Thursday, 4 May 2017

Experience

I think because of this depression, I tend to write a lot these past weeks because by only write, I can actually say everything out loud.
" People write because no one listen"
So the thing is I talked about my current issue with a friend. A dear friend. I took the opportunity to asked his opinion as a guy whom I think comfortable to be friend with me.

Q: What do you think of me, honestly?
A: You are an independent. So independent, guys don't feel like taking care of you because you can take care of yourself.

*confused

Isn't being independent is a charm? I think it is charming for a girl who can take care of herself real well and it is attractive. I don't need a guy to help me with everything if I can do it myself.

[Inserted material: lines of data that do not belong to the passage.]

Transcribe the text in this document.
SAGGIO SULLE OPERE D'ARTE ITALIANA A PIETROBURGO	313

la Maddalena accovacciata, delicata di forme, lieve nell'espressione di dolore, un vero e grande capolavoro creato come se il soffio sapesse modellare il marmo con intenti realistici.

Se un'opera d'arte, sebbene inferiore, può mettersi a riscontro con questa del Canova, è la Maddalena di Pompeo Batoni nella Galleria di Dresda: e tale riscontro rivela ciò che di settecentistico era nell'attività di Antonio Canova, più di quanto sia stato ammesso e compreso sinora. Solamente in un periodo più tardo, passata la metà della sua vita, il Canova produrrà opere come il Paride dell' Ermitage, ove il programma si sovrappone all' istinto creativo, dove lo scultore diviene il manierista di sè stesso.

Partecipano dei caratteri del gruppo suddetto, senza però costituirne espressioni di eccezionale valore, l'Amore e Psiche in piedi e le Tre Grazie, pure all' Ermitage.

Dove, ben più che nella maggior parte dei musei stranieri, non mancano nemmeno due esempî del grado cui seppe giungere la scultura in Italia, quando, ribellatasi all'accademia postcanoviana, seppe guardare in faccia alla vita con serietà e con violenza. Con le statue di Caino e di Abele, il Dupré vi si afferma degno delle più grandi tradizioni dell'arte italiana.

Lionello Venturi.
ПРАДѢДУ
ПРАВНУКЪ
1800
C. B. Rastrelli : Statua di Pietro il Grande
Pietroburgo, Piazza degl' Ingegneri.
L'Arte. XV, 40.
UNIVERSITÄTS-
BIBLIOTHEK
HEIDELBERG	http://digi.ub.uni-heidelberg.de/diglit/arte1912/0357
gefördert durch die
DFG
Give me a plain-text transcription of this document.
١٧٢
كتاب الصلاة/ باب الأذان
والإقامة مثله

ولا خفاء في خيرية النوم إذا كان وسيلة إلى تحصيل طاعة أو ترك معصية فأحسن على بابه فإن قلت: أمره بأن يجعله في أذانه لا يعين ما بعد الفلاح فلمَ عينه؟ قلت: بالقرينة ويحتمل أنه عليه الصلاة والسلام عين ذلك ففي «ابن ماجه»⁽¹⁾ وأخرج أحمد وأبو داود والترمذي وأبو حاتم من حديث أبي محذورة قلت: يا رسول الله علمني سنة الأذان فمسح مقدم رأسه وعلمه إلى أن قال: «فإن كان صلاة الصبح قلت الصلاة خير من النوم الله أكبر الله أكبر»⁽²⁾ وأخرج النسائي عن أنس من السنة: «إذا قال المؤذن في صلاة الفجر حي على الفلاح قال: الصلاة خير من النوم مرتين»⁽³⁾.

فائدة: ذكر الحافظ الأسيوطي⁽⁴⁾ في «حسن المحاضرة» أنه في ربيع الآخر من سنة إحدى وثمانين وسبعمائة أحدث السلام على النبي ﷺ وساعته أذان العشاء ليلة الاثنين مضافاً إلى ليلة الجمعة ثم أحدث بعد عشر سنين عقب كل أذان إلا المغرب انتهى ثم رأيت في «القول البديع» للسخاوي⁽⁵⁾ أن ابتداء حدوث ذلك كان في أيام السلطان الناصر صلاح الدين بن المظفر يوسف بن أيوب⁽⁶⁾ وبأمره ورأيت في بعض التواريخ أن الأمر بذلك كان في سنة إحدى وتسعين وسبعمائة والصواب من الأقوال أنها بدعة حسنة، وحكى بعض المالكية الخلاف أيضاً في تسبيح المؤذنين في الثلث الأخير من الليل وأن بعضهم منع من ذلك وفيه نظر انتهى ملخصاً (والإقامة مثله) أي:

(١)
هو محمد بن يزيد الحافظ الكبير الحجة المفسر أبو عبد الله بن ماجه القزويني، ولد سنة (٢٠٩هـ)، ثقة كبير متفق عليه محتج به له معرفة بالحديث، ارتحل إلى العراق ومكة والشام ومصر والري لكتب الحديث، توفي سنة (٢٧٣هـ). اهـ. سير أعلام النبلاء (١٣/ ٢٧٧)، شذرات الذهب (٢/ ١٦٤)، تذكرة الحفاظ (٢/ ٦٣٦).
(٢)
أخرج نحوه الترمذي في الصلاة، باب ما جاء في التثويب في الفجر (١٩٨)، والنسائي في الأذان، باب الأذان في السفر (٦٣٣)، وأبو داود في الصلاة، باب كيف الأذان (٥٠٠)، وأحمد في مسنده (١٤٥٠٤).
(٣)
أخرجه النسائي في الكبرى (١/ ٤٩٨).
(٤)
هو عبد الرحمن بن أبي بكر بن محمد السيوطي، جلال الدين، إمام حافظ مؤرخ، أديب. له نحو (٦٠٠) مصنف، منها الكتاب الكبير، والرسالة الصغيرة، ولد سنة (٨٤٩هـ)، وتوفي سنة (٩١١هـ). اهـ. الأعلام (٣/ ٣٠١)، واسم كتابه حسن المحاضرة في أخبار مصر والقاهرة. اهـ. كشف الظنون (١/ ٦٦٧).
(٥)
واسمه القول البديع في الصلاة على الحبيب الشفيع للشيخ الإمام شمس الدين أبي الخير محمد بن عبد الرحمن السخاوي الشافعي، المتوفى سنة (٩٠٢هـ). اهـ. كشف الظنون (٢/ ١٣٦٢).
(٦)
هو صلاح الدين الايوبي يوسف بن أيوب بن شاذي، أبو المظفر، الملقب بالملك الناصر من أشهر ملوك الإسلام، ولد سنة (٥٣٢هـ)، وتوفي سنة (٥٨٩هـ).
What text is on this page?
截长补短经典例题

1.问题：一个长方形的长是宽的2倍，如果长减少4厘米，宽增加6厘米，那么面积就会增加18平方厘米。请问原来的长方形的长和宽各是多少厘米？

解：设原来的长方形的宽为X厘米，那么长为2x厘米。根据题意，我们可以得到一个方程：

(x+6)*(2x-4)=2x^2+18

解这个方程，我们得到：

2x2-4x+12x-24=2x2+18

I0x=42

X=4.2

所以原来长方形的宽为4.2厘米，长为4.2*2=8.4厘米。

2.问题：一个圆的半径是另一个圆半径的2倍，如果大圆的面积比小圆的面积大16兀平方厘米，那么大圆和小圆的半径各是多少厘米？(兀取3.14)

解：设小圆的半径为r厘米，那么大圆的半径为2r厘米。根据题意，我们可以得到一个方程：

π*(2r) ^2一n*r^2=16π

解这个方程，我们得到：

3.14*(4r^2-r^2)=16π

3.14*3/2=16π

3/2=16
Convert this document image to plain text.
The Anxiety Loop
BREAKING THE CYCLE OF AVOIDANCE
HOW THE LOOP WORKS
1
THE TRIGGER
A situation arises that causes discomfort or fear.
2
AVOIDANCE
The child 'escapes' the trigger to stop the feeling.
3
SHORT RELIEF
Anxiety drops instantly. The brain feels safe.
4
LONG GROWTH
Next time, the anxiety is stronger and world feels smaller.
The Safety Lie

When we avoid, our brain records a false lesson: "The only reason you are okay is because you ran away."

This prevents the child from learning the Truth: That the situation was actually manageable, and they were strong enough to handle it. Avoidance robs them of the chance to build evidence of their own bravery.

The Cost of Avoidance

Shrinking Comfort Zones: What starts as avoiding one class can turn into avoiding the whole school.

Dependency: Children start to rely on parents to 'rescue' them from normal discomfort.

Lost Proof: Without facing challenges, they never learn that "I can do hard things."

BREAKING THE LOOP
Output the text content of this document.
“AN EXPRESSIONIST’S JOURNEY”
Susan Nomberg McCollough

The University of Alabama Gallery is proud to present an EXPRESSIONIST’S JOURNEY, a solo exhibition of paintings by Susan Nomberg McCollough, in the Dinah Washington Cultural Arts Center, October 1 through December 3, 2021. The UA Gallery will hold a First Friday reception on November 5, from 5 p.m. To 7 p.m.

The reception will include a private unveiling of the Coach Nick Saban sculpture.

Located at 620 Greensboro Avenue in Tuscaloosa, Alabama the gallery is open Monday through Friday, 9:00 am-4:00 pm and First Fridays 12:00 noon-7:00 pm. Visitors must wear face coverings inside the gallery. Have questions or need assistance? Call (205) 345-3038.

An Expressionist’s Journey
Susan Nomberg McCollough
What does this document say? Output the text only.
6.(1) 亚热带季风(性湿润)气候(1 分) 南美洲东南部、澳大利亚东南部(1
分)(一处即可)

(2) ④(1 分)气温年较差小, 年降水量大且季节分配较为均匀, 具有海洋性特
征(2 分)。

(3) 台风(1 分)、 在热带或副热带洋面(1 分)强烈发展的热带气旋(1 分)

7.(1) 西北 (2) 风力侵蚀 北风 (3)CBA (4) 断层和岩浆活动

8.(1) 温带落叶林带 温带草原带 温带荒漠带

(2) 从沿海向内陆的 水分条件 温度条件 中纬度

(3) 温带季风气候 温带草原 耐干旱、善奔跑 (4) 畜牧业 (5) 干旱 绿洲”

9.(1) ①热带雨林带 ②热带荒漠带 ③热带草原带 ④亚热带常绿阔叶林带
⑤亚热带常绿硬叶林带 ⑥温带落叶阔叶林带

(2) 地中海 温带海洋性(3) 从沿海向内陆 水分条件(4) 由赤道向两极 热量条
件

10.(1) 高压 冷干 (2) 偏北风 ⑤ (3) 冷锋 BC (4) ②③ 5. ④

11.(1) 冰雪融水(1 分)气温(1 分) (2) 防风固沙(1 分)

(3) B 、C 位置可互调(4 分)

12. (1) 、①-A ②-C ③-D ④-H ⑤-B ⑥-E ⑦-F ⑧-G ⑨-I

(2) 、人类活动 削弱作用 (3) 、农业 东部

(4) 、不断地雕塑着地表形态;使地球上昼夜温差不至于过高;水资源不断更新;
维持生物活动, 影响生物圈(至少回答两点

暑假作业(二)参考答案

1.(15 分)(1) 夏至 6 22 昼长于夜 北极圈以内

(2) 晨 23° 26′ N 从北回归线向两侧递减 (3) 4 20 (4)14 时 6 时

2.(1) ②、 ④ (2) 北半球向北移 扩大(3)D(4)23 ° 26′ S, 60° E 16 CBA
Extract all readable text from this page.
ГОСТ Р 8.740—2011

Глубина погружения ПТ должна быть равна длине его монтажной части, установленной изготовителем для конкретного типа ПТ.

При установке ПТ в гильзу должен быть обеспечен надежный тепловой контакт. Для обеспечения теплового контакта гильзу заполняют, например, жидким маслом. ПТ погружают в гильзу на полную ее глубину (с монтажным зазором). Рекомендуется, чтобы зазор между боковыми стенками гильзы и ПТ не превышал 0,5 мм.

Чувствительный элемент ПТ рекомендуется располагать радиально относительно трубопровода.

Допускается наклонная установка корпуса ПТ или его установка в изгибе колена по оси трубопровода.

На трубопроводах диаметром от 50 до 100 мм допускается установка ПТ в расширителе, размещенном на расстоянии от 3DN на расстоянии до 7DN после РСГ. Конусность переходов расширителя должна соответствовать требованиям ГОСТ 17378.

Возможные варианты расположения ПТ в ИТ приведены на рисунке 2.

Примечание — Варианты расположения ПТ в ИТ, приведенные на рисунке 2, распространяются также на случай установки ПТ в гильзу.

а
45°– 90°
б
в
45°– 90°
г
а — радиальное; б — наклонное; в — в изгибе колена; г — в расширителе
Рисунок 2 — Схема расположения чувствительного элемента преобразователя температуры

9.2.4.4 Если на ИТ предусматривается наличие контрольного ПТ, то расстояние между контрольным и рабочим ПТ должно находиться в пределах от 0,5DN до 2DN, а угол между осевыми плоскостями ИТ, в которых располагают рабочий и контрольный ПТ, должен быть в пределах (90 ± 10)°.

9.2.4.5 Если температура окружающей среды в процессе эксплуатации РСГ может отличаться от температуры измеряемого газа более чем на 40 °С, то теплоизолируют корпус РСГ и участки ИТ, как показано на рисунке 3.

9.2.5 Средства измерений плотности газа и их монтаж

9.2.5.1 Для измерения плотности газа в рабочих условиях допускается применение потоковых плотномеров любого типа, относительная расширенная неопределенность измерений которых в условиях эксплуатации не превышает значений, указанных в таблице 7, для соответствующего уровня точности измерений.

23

Q: So is being independent bad?
A: Guys love showing their masculine side and with you they just can't. They feel small around you. You are too strong in their eyes. Dominant.

Q: Then?
A: You are ambitious, Yasmin and it scares them away. You always want to have your opinions be heard too in every conversation. I mean, you have your own thoughts on everything. Sometimes, guys just want you to follow their lead. You have modern-city-like mentality and some of these guys just don't like that. You are open-minded. You don't care too much. You don't mind if a guy likes to play computer games late at night. Somehow it's better for the guy to tell white lies but with you, you want clarity, transparent, honesty and guy just not that.

Q: Is that bad?
A: It is depends. The old school mentality person cannot handle your personality. You are not normal to them. You are plain weird. You are too western.

Q: But my friend is awesome and she has a boyfriend. I mean people actually like her, adore her. Comfortable with her. And I think, she just like me. I mean I am similar to her. Is there something wrong with me?
A: No. You just not find a guy whom likes you they way you are. She might probably find that person. A person who loves her dearly, but you are not yet.

Q: I love being pampered by someone I love. I tried play dumb in stuff like cars or like men-stuff. I am not act all mighty and strong but they still go away. Why?
A: Because somehow it does not reflect the real you and you lost your charm there. Maybe they sense that. They sense that you are lying.

*almost giving up

L: Yasmin, you are still young. Why so stress on this matter? Enjoy your life.
Y: Because there are only two options; to marry and not to marry. I decided to get married and I want to when I am 25, and get kids before 28. But 25-years-old-Yasmin is next year! And I still fail in love. *pfftt

L: I like being your friend. You are not typical. You speaks your mind. As a friend, I like you. *Friendzoned But I too don't really fancy a girl with strong personality. It takes greater strength to be with you.
Y: Even you? I understand that. I am just too difficult. I should just stick to the decision of not to get married and I won't feeling this hopeless.

. . .

Is people feel intimidated when they know the real me? I didn't give any harm to people. I just being me. Be a miss independent like Ne-yo said. Be a one-in-a-million girl but still got fool by people. If being honest and transparent in relationship (any kind of relationship) is weird and I guess I just not for this generation. The generation where lies and secrecy give thrilling sense and mystery is charming. I love being mysterious and it thrills me too but certainty gives assurance. And assurance strengthen the bond. I know this does not apply to everyone but I am just unlucky to go through this. So much to learn about life and I wish I can skip this and just disappear. Like bubble foam in the sea. Forgotten by people and everything. No strings attached. Just gone.